Ratings11
Average rating3.5
Recommendation via someone on Twitter I don't really know personally. Had it for a few years now, but only just got around to reading it. Pretty good read!
Two neighboring countries have differing policies on magic: Ninaveh, where mages operate more or less freely, and Alathia, where magic is regulated and most major magic is forbidden. Dev is a smuggler, who's just taken on a job to smuggle a person into Alathia rather than normal contraband, but doesn't get the full story from the person contracting him.

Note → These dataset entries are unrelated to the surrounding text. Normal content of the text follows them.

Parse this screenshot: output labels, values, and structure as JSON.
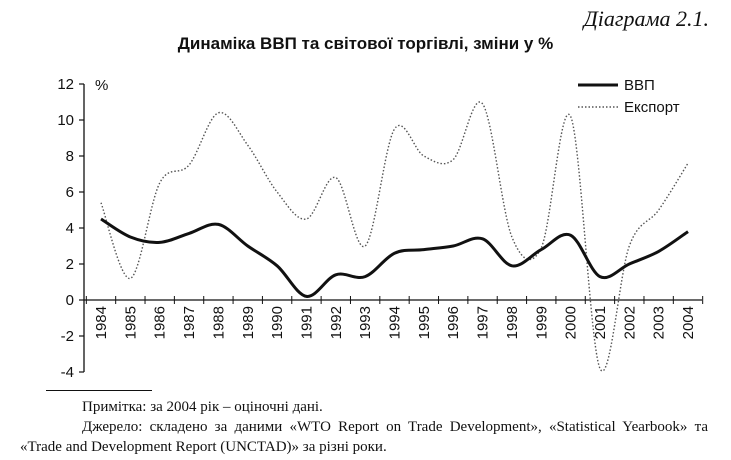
{
  "caption": "Діаграма 2.1.",
  "chart_data": {
    "type": "line",
    "title": "Динаміка ВВП та світової торгівлі, зміни у %",
    "ylabel": "%",
    "xlabel": "",
    "ylim": [
      -4,
      12
    ],
    "yticks": [
      "12",
      "10",
      "8",
      "6",
      "4",
      "2",
      "0",
      "-2",
      "-4"
    ],
    "categories": [
      "1984",
      "1985",
      "1986",
      "1987",
      "1988",
      "1989",
      "1990",
      "1991",
      "1992",
      "1993",
      "1994",
      "1995",
      "1996",
      "1997",
      "1998",
      "1999",
      "2000",
      "2001",
      "2002",
      "2003",
      "2004"
    ],
    "legend_position": "top-right",
    "grid": false,
    "series": [
      {
        "name": "ВВП",
        "style": "solid-thick",
        "color": "#111111",
        "values": [
          4.5,
          3.5,
          3.2,
          3.7,
          4.2,
          3.0,
          1.9,
          0.2,
          1.4,
          1.3,
          2.6,
          2.8,
          3.0,
          3.4,
          1.9,
          2.8,
          3.6,
          1.3,
          2.0,
          2.7,
          3.8
        ]
      },
      {
        "name": "Експорт",
        "style": "dotted",
        "color": "#555555",
        "values": [
          5.4,
          1.2,
          6.5,
          7.5,
          10.4,
          8.6,
          6.0,
          4.5,
          6.8,
          3.0,
          9.5,
          8.0,
          7.8,
          10.9,
          3.5,
          2.9,
          10.2,
          -3.8,
          3.0,
          5.0,
          7.6
        ]
      }
    ]
  },
  "notes": {
    "note": "Примітка: за 2004 рік – оціночні дані.",
    "source": "Джерело: складено за даними «WTO Report on Trade Development», «Statistical Yearbook» та «Trade and Development Report (UNCTAD)» за різні роки."
  }
}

Story is basically good, although the author's own predilection for rock climbing is shoehorned in for no particular reason. (I also climb. I sympathize. But it doesn't add much to the story.) Lots of turns, and the author manages the complexity well. Occasionally it seems like the rules of the world are made and tweaked according to the author's need, but overall the systems are handled well.
Abrupt ending, but I was happy enough with this that I'll probably continue on with book 2.
I was surprised to find that The Whitefire Crossing is Courtney Schafer's first book as it seems very polished for a first work.
Dev is an caravan outrider, a mountaineer, and a smuggler. When he takes the job of smuggling a man, Kiran, to a neighboring country, he finds that he has plunged himself squarely in the middle of a conflict between mages.
The Whitefire Crossing starts off as an adventure novel involving a lot of mountain climbing and then turns into a fantasy with powerful magic and lots of action. Recommended.
DNF - PG 44
Why?
Evil mages are evil. Yeah, I get it. Look, I am just so over the whole mages are evil as a group (with, sometimes, that one protagonist exception) in fantasy.
Also, it sounds like the sequels really amp up torturing (sometimes literally) the characters (same reason I quit reading the Nightrunner series) and, I was somewhat misled as to what this book was.
The last two are kind of on me because I do like going into stories without reading a bunch of reviews and/or about the sequels. Just over all, not my kind of read.